Мне ставят капельницы и дают таблетки. Анальгин, диуретики, ноотропные типа пирацетама, седативные, витамины… Короче целый букет. «Букет Абхазии», – говорит Платоныч. Он, как выяснилось, здесь не только из-за руки. У него что-то с позвоночником. Сам он об этом особо не распространяется, ну я и не пристаю.
Сплю от лекарств целыми днями. Не бунтую, употребляю, всё что дают. Восстанавливаюсь, короче. За два дня до выписки просыпаюсь ночью, чтобы идти в туалет, из-за мочегонных это уже норма. Ходить мне больше не запрещают, повязки на обритой под ноль голове уже нет, но швы ещё не сняли.
Выхожу в коридор и иду себе налево по коридору. Делаю дело и возвращаюсь. Сегодня ночью дежурит Таня. Она сидит на посту за своим столом в другом конце коридора. Лампа на столе включена, а сама она, похоже, спит. Голова лежит на руках.
Я решаю подойти и вдруг вижу, что плечи её дрожат. Она что, плачет?
– Танюша, – зову я её тихонько.
Она быстро поднимает голову и, бросив на меня короткий взгляд, отворачивается.
– Брагин, – говорит она, – ты чего здесь шатаешься?
– Танечка, ты чего? Что случилось у тебя?
– Иди отсюда, – бросает она и жалобно всхлипывает. – Ходите-ходите… Одного только и надо. Кобели…
И она вдруг начинает горько плакать, снова уронив голову на руки.
– Танюша, ну что ты… Ну, не надо…
Я в таких случаях теряюсь всегда, совершенно не представляя, что тут можно сказать. Повторяю только «Танюша» да «Танюша» и глажу по спине. А потом наклоняюсь, приобнимаю и целую в макушку, зарывшись в её душистые золотые кудри.
– Тань, да он ногтя на твоём мизинце не стоит, а ты плачешь из-за этого ничтожества.
Она поднимает заплаканное лицо и внимательно смотрит на меня.
– Откуда ты знаешь? – жалобно спрашивает она.
– Да такая как ты раз в тысячу лет рождается.

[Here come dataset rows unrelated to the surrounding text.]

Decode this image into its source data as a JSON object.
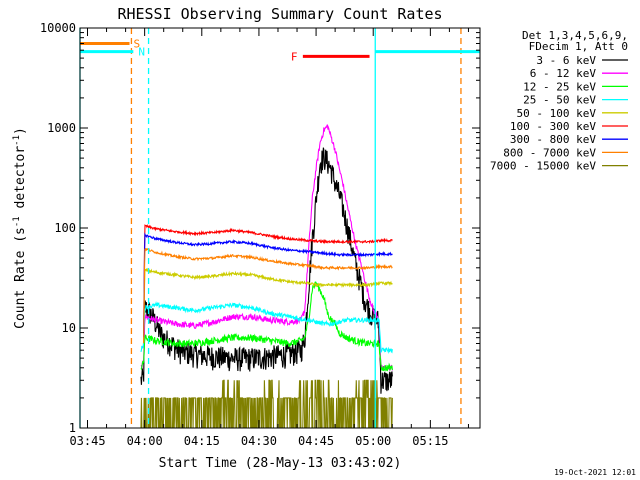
{
  "chart_data": {
    "type": "line",
    "title": "RHESSI Observing Summary Count Rates",
    "xlabel": "Start Time (28-May-13 03:43:02)",
    "ylabel": "Count Rate (s⁻¹ detector⁻¹)",
    "ylabel_parts": {
      "main": "Count Rate (s",
      "sup1": "-1",
      "mid": " detector",
      "sup2": "-1",
      "end": ")"
    },
    "yscale": "log",
    "x_unit": "minutes since 03:43:02",
    "xlim": [
      0,
      105
    ],
    "ylim": [
      1,
      10000
    ],
    "x_ticks": [
      {
        "label": "03:45",
        "value": 1.97
      },
      {
        "label": "04:00",
        "value": 16.97
      },
      {
        "label": "04:15",
        "value": 31.97
      },
      {
        "label": "04:30",
        "value": 46.97
      },
      {
        "label": "04:45",
        "value": 61.97
      },
      {
        "label": "05:00",
        "value": 76.97
      },
      {
        "label": "05:15",
        "value": 91.97
      }
    ],
    "y_ticks": [
      {
        "label": "1",
        "value": 1
      },
      {
        "label": "10",
        "value": 10
      },
      {
        "label": "100",
        "value": 100
      },
      {
        "label": "1000",
        "value": 1000
      },
      {
        "label": "10000",
        "value": 10000
      }
    ],
    "legend": {
      "header1": "Det 1,3,4,5,6,9,",
      "header2": "FDecim 1, Att 0",
      "placement": "right"
    },
    "series": [
      {
        "name": "3 - 6 keV",
        "color": "#000000",
        "noise": 0.28,
        "x": [
          16,
          16.7,
          17,
          18,
          19,
          20,
          21,
          22,
          24,
          26,
          30,
          35,
          40,
          45,
          50,
          55,
          58,
          59,
          60,
          61,
          61.5,
          62,
          62.5,
          63,
          64,
          65,
          66,
          67,
          68,
          69,
          70,
          71,
          72,
          73,
          74,
          75,
          76,
          77,
          78.2,
          78.5,
          79,
          80,
          81,
          82
        ],
        "y": [
          3,
          3.2,
          16,
          15,
          13,
          11,
          9,
          8,
          7,
          6,
          5.5,
          5.2,
          5,
          5,
          5.2,
          5.5,
          6,
          8,
          25,
          80,
          120,
          200,
          300,
          450,
          520,
          460,
          380,
          280,
          220,
          160,
          110,
          75,
          50,
          35,
          25,
          18,
          15,
          13,
          12,
          9,
          3,
          3,
          3,
          3
        ]
      },
      {
        "name": "6 - 12 keV",
        "color": "#ff00ff",
        "noise": 0.07,
        "x": [
          16,
          16.7,
          17,
          20,
          25,
          30,
          35,
          40,
          45,
          50,
          55,
          58,
          59,
          60,
          61,
          62,
          63,
          64,
          65,
          66,
          67,
          68,
          69,
          70,
          71,
          72,
          73,
          74,
          75,
          76,
          77,
          78.2,
          78.5,
          79,
          80,
          82
        ],
        "y": [
          4,
          4.5,
          13,
          12,
          11,
          10.5,
          11.5,
          13,
          13,
          12,
          11.5,
          12,
          15,
          60,
          200,
          400,
          700,
          950,
          1050,
          800,
          600,
          400,
          280,
          180,
          120,
          80,
          55,
          40,
          28,
          20,
          15,
          13,
          12,
          4,
          4,
          4
        ]
      },
      {
        "name": "12 - 25 keV",
        "color": "#00ff00",
        "noise": 0.08,
        "x": [
          16,
          16.7,
          17,
          20,
          25,
          30,
          35,
          40,
          45,
          50,
          55,
          58,
          59,
          60,
          61,
          62,
          63,
          64,
          65,
          66,
          67,
          68,
          70,
          72,
          75,
          78.2,
          78.5,
          79,
          80,
          82
        ],
        "y": [
          4,
          4.5,
          8,
          7.5,
          7,
          7,
          7.5,
          8,
          8,
          7.5,
          7,
          7.5,
          8,
          12,
          25,
          28,
          24,
          20,
          14,
          12,
          11,
          9,
          8,
          7.5,
          7,
          7,
          7,
          4,
          4,
          4
        ]
      },
      {
        "name": "25 - 50 keV",
        "color": "#00ffff",
        "noise": 0.05,
        "x": [
          16,
          16.7,
          17,
          20,
          25,
          30,
          35,
          40,
          45,
          50,
          55,
          60,
          62,
          64,
          66,
          68,
          70,
          72,
          74,
          76,
          78.2,
          78.5,
          79,
          80,
          82
        ],
        "y": [
          6,
          7,
          16,
          17,
          16,
          15,
          16,
          17,
          16,
          14,
          13,
          12,
          11.5,
          11,
          11,
          11.5,
          12,
          12,
          12,
          12,
          12,
          12,
          6,
          6,
          6
        ]
      },
      {
        "name": "50 - 100 keV",
        "color": "#cccc00",
        "noise": 0.03,
        "x": [
          16.7,
          17,
          20,
          25,
          30,
          35,
          40,
          45,
          50,
          55,
          60,
          62,
          64,
          66,
          68,
          70,
          72,
          74,
          76,
          78.2,
          78.5,
          80,
          82
        ],
        "y": [
          7,
          38,
          36,
          34,
          32,
          33,
          35,
          34,
          31,
          29,
          28,
          27,
          27,
          27,
          27,
          27,
          27,
          27,
          27,
          28,
          28,
          28,
          28
        ]
      },
      {
        "name": "100 - 300 keV",
        "color": "#ff0000",
        "noise": 0.025,
        "x": [
          16.7,
          17,
          20,
          25,
          30,
          35,
          40,
          45,
          50,
          55,
          60,
          62,
          64,
          66,
          68,
          70,
          72,
          74,
          76,
          78.2,
          78.5,
          80,
          82
        ],
        "y": [
          9,
          105,
          98,
          92,
          88,
          90,
          95,
          90,
          83,
          78,
          75,
          74,
          73,
          73,
          73,
          73,
          73,
          73,
          73,
          74,
          75,
          75,
          75
        ]
      },
      {
        "name": "300 - 800 keV",
        "color": "#0000ff",
        "noise": 0.025,
        "x": [
          16.7,
          17,
          20,
          25,
          30,
          35,
          40,
          45,
          50,
          55,
          60,
          62,
          64,
          66,
          68,
          70,
          72,
          74,
          76,
          78.2,
          78.5,
          80,
          82
        ],
        "y": [
          8,
          85,
          78,
          72,
          68,
          70,
          73,
          70,
          64,
          60,
          58,
          57,
          56,
          55,
          54,
          54,
          54,
          54,
          54,
          55,
          55,
          55,
          55
        ]
      },
      {
        "name": "800 - 7000 keV",
        "color": "#ff8000",
        "noise": 0.025,
        "x": [
          16.7,
          17,
          20,
          25,
          30,
          35,
          40,
          45,
          50,
          55,
          60,
          62,
          64,
          66,
          68,
          70,
          72,
          74,
          76,
          78.2,
          78.5,
          80,
          82
        ],
        "y": [
          7,
          62,
          57,
          52,
          49,
          50,
          53,
          51,
          47,
          44,
          42,
          41,
          40,
          40,
          40,
          40,
          40,
          40,
          40,
          41,
          41,
          41,
          41
        ]
      },
      {
        "name": "7000 - 15000 keV",
        "color": "#808000",
        "noise": 0,
        "x": [
          16,
          17,
          20,
          25,
          30,
          35,
          40,
          45,
          50,
          55,
          60,
          65,
          70,
          75,
          78.2,
          78.5,
          80,
          82
        ],
        "y": [
          1.5,
          2,
          1.8,
          2,
          2.5,
          2,
          1.5,
          2,
          1.5,
          2,
          1.5,
          1.5,
          2,
          1.5,
          1.5,
          2,
          2,
          2
        ]
      }
    ],
    "annotations": {
      "saa_label": "S",
      "night_label": "N",
      "flare_label": "F",
      "saa_segment": {
        "x": [
          0,
          13
        ],
        "y": 7000,
        "color": "#ff8000"
      },
      "night_segments": [
        {
          "x": [
            0,
            14
          ],
          "y": 5800
        },
        {
          "x": [
            77.5,
            105
          ],
          "y": 5800
        }
      ],
      "night_color": "#00ffff",
      "flare_segment": {
        "x": [
          58.5,
          76
        ],
        "y": 5200,
        "color": "#ff0000"
      },
      "saa_vlines": [
        13.5,
        100
      ],
      "night_vlines_dashed": [
        18
      ],
      "night_vlines_solid": [
        0,
        77.5
      ]
    }
  },
  "footer": {
    "date": "19-Oct-2021 12:01"
  }
}
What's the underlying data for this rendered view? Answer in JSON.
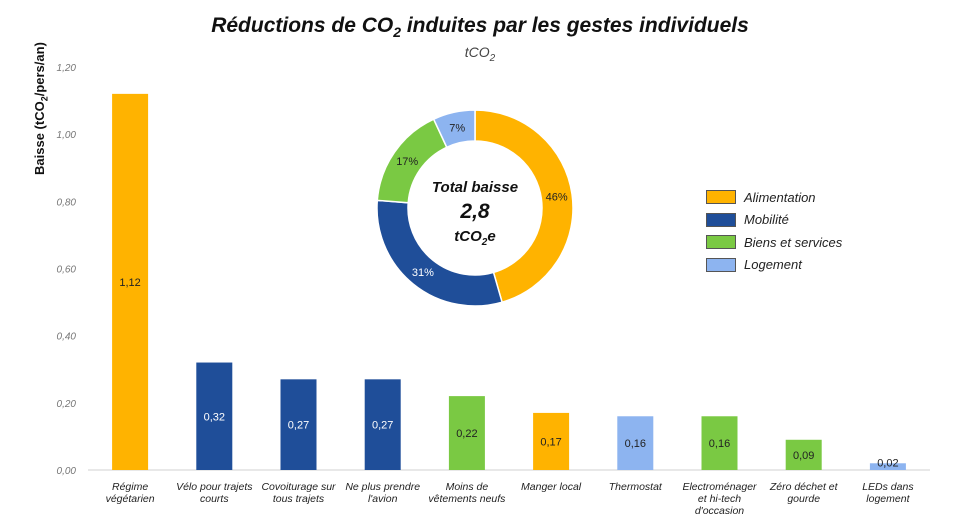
{
  "chart_data": [
    {
      "type": "bar",
      "title": "Réductions de CO2 induites par les gestes individuels",
      "title_parts": [
        "Réductions de CO",
        "2",
        " induites par les gestes individuels"
      ],
      "subtitle_parts": [
        "tCO",
        "2"
      ],
      "ylabel": "Baisse (tCO2/pers/an)",
      "ylabel_parts": [
        "Baisse (tCO",
        "2",
        "/pers/an)"
      ],
      "ylim": [
        0,
        1.2
      ],
      "yticks": [
        "0,00",
        "0,20",
        "0,40",
        "0,60",
        "0,80",
        "1,00",
        "1,20"
      ],
      "grid": false,
      "categories": [
        [
          "Régime",
          "végétarien"
        ],
        [
          "Vélo pour trajets",
          "courts"
        ],
        [
          "Covoiturage sur",
          "tous trajets"
        ],
        [
          "Ne plus prendre",
          "l'avion"
        ],
        [
          "Moins de",
          "vêtements neufs"
        ],
        [
          "Manger local"
        ],
        [
          "Thermostat"
        ],
        [
          "Electroménager",
          "et hi-tech",
          "d'occasion"
        ],
        [
          "Zéro déchet et",
          "gourde"
        ],
        [
          "LEDs dans",
          "logement"
        ]
      ],
      "values": [
        1.12,
        0.32,
        0.27,
        0.27,
        0.22,
        0.17,
        0.16,
        0.16,
        0.09,
        0.02
      ],
      "value_labels": [
        "1,12",
        "0,32",
        "0,27",
        "0,27",
        "0,22",
        "0,17",
        "0,16",
        "0,16",
        "0,09",
        "0,02"
      ],
      "groups": [
        "Alimentation",
        "Mobilité",
        "Mobilité",
        "Mobilité",
        "Biens et services",
        "Alimentation",
        "Logement",
        "Biens et services",
        "Biens et services",
        "Logement"
      ],
      "legend": {
        "position": "right",
        "entries": [
          {
            "name": "Alimentation",
            "color": "#FFB300"
          },
          {
            "name": "Mobilité",
            "color": "#1F4E99"
          },
          {
            "name": "Biens et services",
            "color": "#7AC943"
          },
          {
            "name": "Logement",
            "color": "#8DB4F0"
          }
        ]
      }
    },
    {
      "type": "pie",
      "donut": true,
      "center_text": {
        "line1": "Total baisse",
        "line2": "2,8",
        "line3_parts": [
          "tCO",
          "2",
          "e"
        ]
      },
      "slices": [
        {
          "name": "Alimentation",
          "value": 46,
          "label": "46%",
          "color": "#FFB300"
        },
        {
          "name": "Mobilité",
          "value": 31,
          "label": "31%",
          "color": "#1F4E99"
        },
        {
          "name": "Biens et services",
          "value": 17,
          "label": "17%",
          "color": "#7AC943"
        },
        {
          "name": "Logement",
          "value": 7,
          "label": "7%",
          "color": "#8DB4F0"
        }
      ]
    }
  ]
}
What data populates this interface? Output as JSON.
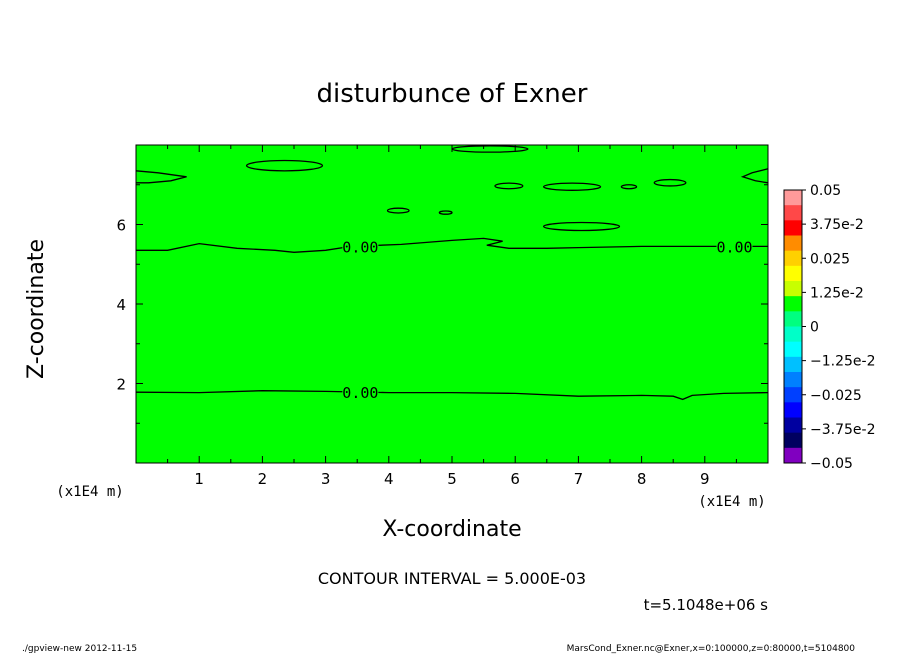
{
  "chart_data": {
    "type": "heatmap",
    "title": "disturbunce of Exner",
    "xlabel": "X-coordinate",
    "ylabel": "Z-coordinate",
    "x_unit": "(x1E4 m)",
    "y_unit": "(x1E4 m)",
    "xlim": [
      0,
      10
    ],
    "ylim": [
      0,
      8
    ],
    "x_ticks": [
      1,
      2,
      3,
      4,
      5,
      6,
      7,
      8,
      9
    ],
    "y_ticks": [
      2,
      4,
      6
    ],
    "fill_color": "#00ff00",
    "contour_label": "0.00",
    "contour_lines": [
      {
        "label": "0.00",
        "points": [
          [
            0,
            1.78
          ],
          [
            1,
            1.77
          ],
          [
            2,
            1.82
          ],
          [
            3,
            1.8
          ],
          [
            4,
            1.77
          ],
          [
            5,
            1.77
          ],
          [
            6,
            1.75
          ],
          [
            7,
            1.68
          ],
          [
            8,
            1.7
          ],
          [
            8.5,
            1.68
          ],
          [
            8.65,
            1.6
          ],
          [
            8.8,
            1.7
          ],
          [
            9.3,
            1.75
          ],
          [
            10,
            1.77
          ]
        ]
      },
      {
        "label": "0.00",
        "points": [
          [
            0,
            5.35
          ],
          [
            0.5,
            5.35
          ],
          [
            1,
            5.52
          ],
          [
            1.6,
            5.4
          ],
          [
            2.2,
            5.35
          ],
          [
            2.5,
            5.3
          ],
          [
            3,
            5.35
          ],
          [
            3.4,
            5.45
          ],
          [
            4.2,
            5.5
          ],
          [
            5,
            5.6
          ],
          [
            5.5,
            5.65
          ],
          [
            5.8,
            5.58
          ],
          [
            5.55,
            5.48
          ],
          [
            5.9,
            5.4
          ],
          [
            6.5,
            5.4
          ],
          [
            7,
            5.42
          ],
          [
            8,
            5.45
          ],
          [
            9,
            5.45
          ],
          [
            10,
            5.45
          ]
        ]
      }
    ],
    "closed_contours": [
      {
        "cx": 2.35,
        "cy": 7.48,
        "rx": 0.6,
        "ry": 0.13
      },
      {
        "cx": 7.05,
        "cy": 5.95,
        "rx": 0.6,
        "ry": 0.1
      },
      {
        "cx": 4.15,
        "cy": 6.35,
        "rx": 0.17,
        "ry": 0.06
      },
      {
        "cx": 4.9,
        "cy": 6.3,
        "rx": 0.1,
        "ry": 0.04
      },
      {
        "cx": 5.9,
        "cy": 6.97,
        "rx": 0.22,
        "ry": 0.07
      },
      {
        "cx": 6.9,
        "cy": 6.95,
        "rx": 0.45,
        "ry": 0.09
      },
      {
        "cx": 7.8,
        "cy": 6.95,
        "rx": 0.12,
        "ry": 0.05
      },
      {
        "cx": 8.45,
        "cy": 7.05,
        "rx": 0.25,
        "ry": 0.08
      },
      {
        "cx": 5.6,
        "cy": 7.9,
        "rx": 0.6,
        "ry": 0.08
      }
    ],
    "edge_contours": [
      {
        "side": "left",
        "points": [
          [
            0,
            7.35
          ],
          [
            0.35,
            7.3
          ],
          [
            0.8,
            7.2
          ],
          [
            0.55,
            7.1
          ],
          [
            0.2,
            7.05
          ],
          [
            0,
            7.05
          ]
        ]
      },
      {
        "side": "right",
        "points": [
          [
            10,
            7.4
          ],
          [
            9.75,
            7.3
          ],
          [
            9.6,
            7.2
          ],
          [
            9.8,
            7.1
          ],
          [
            10,
            7.05
          ]
        ]
      }
    ],
    "colorbar": {
      "labels": [
        "0.05",
        "3.75e-2",
        "0.025",
        "1.25e-2",
        "0",
        "−1.25e-2",
        "−0.025",
        "−3.75e-2",
        "−0.05"
      ],
      "colors": [
        "#ff9a9a",
        "#ff4848",
        "#ff0000",
        "#ff8c00",
        "#ffd000",
        "#ffff00",
        "#c8ff00",
        "#00ff00",
        "#00ff80",
        "#00ffc8",
        "#00ffff",
        "#00c0ff",
        "#0080ff",
        "#0040ff",
        "#0000ff",
        "#0000a0",
        "#000060",
        "#8000c0"
      ]
    },
    "contour_interval_text": "CONTOUR INTERVAL = 5.000E-03",
    "time_text": "t=5.1048e+06 s"
  },
  "footer": {
    "left": "./gpview-new  2012-11-15",
    "right": "MarsCond_Exner.nc@Exner,x=0:100000,z=0:80000,t=5104800"
  }
}
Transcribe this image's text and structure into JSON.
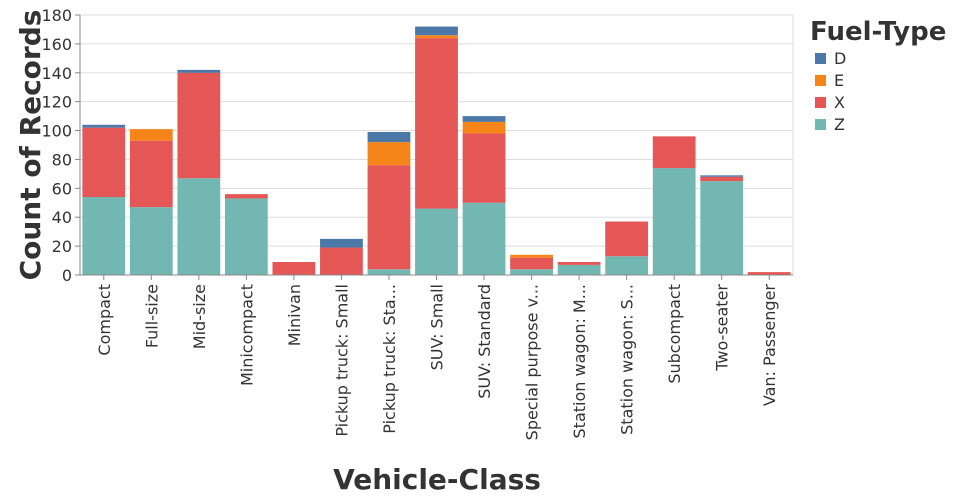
{
  "chart_data": {
    "type": "bar",
    "stacked": true,
    "title": "",
    "xlabel": "Vehicle-Class",
    "ylabel": "Count of Records",
    "ylim": [
      0,
      180
    ],
    "yticks": [
      0,
      20,
      40,
      60,
      80,
      100,
      120,
      140,
      160,
      180
    ],
    "grid": true,
    "categories": [
      "Compact",
      "Full-size",
      "Mid-size",
      "Minicompact",
      "Minivan",
      "Pickup truck: Small",
      "Pickup truck: Sta...",
      "SUV: Small",
      "SUV: Standard",
      "Special purpose v...",
      "Station wagon: M...",
      "Station wagon: S...",
      "Subcompact",
      "Two-seater",
      "Van: Passenger"
    ],
    "legend_title": "Fuel-Type",
    "legend_position": "right",
    "series": [
      {
        "name": "Z",
        "color": "#72b7b2",
        "values": [
          54,
          47,
          67,
          53,
          0,
          0,
          4,
          46,
          50,
          4,
          7,
          13,
          74,
          65,
          0
        ]
      },
      {
        "name": "X",
        "color": "#e45756",
        "values": [
          48,
          46,
          73,
          3,
          9,
          19,
          72,
          118,
          48,
          8,
          2,
          24,
          22,
          3,
          2
        ]
      },
      {
        "name": "E",
        "color": "#f58518",
        "values": [
          0,
          8,
          0,
          0,
          0,
          0,
          16,
          2,
          8,
          2,
          0,
          0,
          0,
          0,
          0
        ]
      },
      {
        "name": "D",
        "color": "#4c78a8",
        "values": [
          2,
          0,
          2,
          0,
          0,
          6,
          7,
          6,
          4,
          0,
          0,
          0,
          0,
          1,
          0
        ]
      }
    ],
    "legend_order": [
      "D",
      "E",
      "X",
      "Z"
    ]
  }
}
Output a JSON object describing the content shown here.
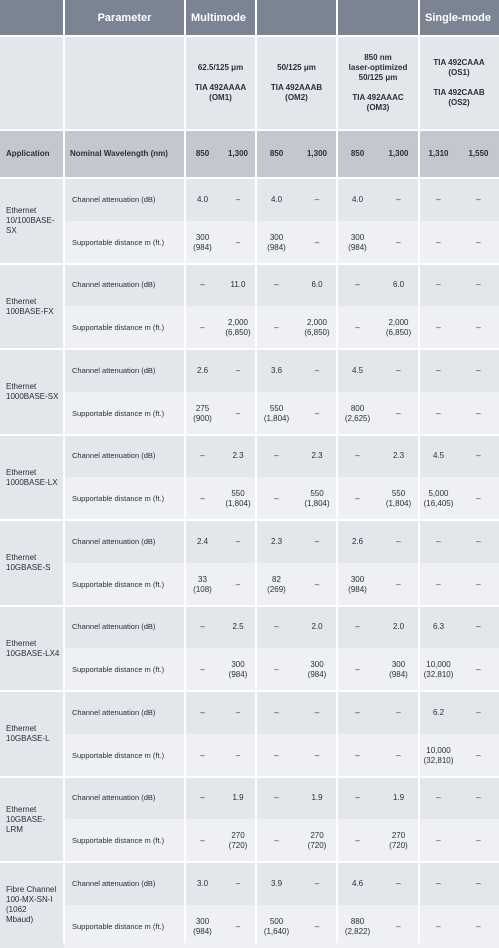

Он тебя на руках носить должен, пылинки сдувать, а не бегать за чужими юбками.
Она вдруг быстро притягивает меня к себе и крепко целует. Ого! Ничего себе!
– Пойдём! – восклицает она, резко вставая из-за стола.
Хватает меня за руку и тянет за собой. Она затаскивает меня в рентген-кабинет и запирает дверь.
– Иди… Иди сюда, – произносит она хриплым шёпотом, расстёгивая пуговицы на халате.
Ох, Таня, да ты огонь просто…
Действительно огонь. Дикая и необузданная. Кровь с молоком! А как я всё ощущаю! Такой яркости, такого пожара я уж лет тридцать не испытывал. Я чувствую себя как Джек Николсон в том фильме, где он в волка превращается. У него все чувства обостряются, как у дикого животного.
Вот так и я сейчас… будто зверь, неистовый и неутомимый. Где мои семнадцать лет? Кто там спрашивал? Вот они! Бери и живи! Живи заново, Брагин! Да хоть горшком назови, только дай ещё раз почувствовать энергию молодости! Просто восторг!
Может, ну её на хрен мою старую жизнь со всеми её неудачами и факапами? Всю ту безысходность, мерзкий коньяк и шаурму? Мне бы только Боба моего сюда… Вот, по кому я скучаю… Как ты там, Бобик, с этими глупыми овечками?
Мы выходим из рентген-кабинета под утро. Таня больше не плачет. Она выглядит, как пионервожатая, правда взгляд у неё немного виноватый.
– Егор, – говорит она негромко. – Ты это, забудь, понял? Не было ничего. Приснилось тебе.
– Что ты! – жарко шепчу я. – Да это же лучшее, что было в моей жизни! Такое я точно никогда не забуду. Танюш, я чего только не видал за свой век. Баб, как на духу скажу, каких только не было у меня. Но таких, как ты я не встречал. Да и не встречу никогда. Это ж ясно.
– Дурачок ты, – смеётся она, легко толкая кулачком меня в лоб. – Иди давай, дамский угодник…
Я повинуюсь, но сделав несколько шагов, поворачиваюсь и, соединив указательные и большие пальцы в виде сердца, прикладываю их к груди.
– Я сегодня снова в ночь буду, – хитро улыбается Таня.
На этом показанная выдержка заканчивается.